Scaevola taccada

Scaevola taccada (Gaertn.) Roxb.

Common Names: White Ink Berry, Hawaiian Sea Lettuce, Sea Lettuce

Family: Goodeniaceae

Habit: Scaevola taccada grows as shrub to 4 m occasionally rooting at the nodes when buried by sand to create large hedges. The leaves are arranged alternately to 25 centimeters long and 10 centimeters wide, with a notched leaf apex. The blades are ovate/obovate/oblanceolate. There are white hairs in the axils and branch tips.

The complete, perfect, zygomorphic flowers are in cymes arising in leaf axils. The calyx has 5 fused, green sepals subtended by 2 bracts. The corolla splits forming an apparent half flower appearance and has 5 fused pinkish white petals covered with hairs at their base.
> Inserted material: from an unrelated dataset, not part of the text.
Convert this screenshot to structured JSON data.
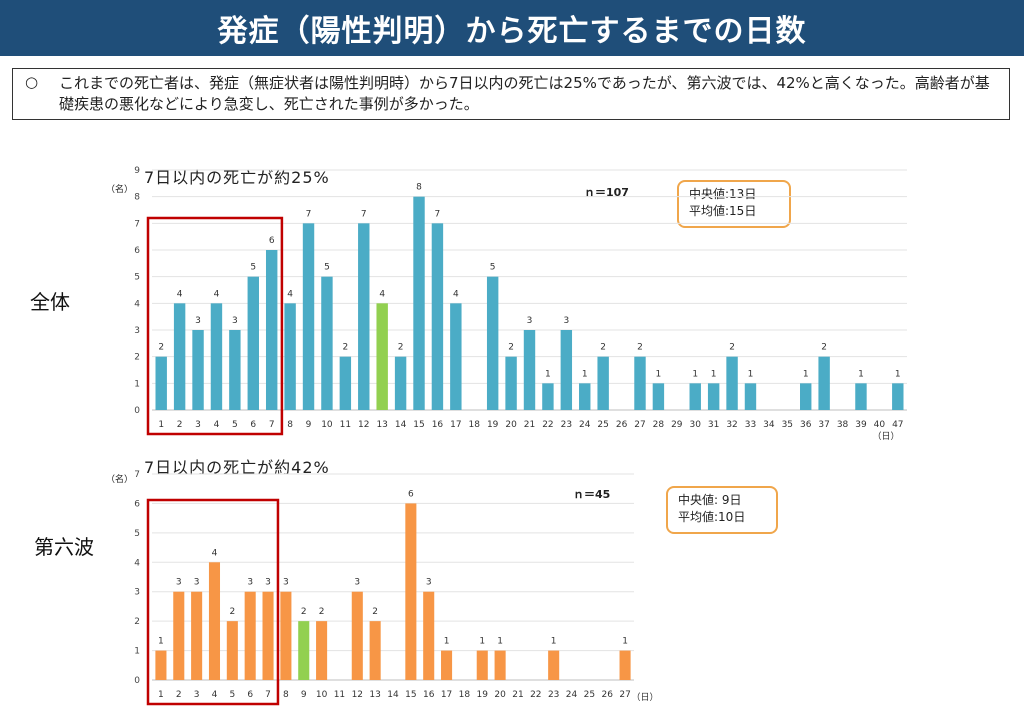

There are 5 functional stamens fused to the side of the corolla. The inferior ovary with 2 locules and 2 ovules. The fruit is a drupe turning white at maturity.

Habitat: Scaevola taccada grows in Dunes and Human Altered environments.

Distribution: Scaevola taccada is NOT native to the Lucayan Archipelago. It is native to the South Pacific and Hawaii.

Now occurring as NON-NATIVE INVASIVE species throughout the Lucayan Archipelago, Caribbean, and Florida.

Medicinal/Cultural/Economic Usage: Scaevola taccada is not known to be used medicinally in the Bahamian Archipelago.

Scaevola taccada is a highly destructive invasive species that outcompetes native vegetation and degrades coastal systems through a reduction in biodiversity and coastal erosion.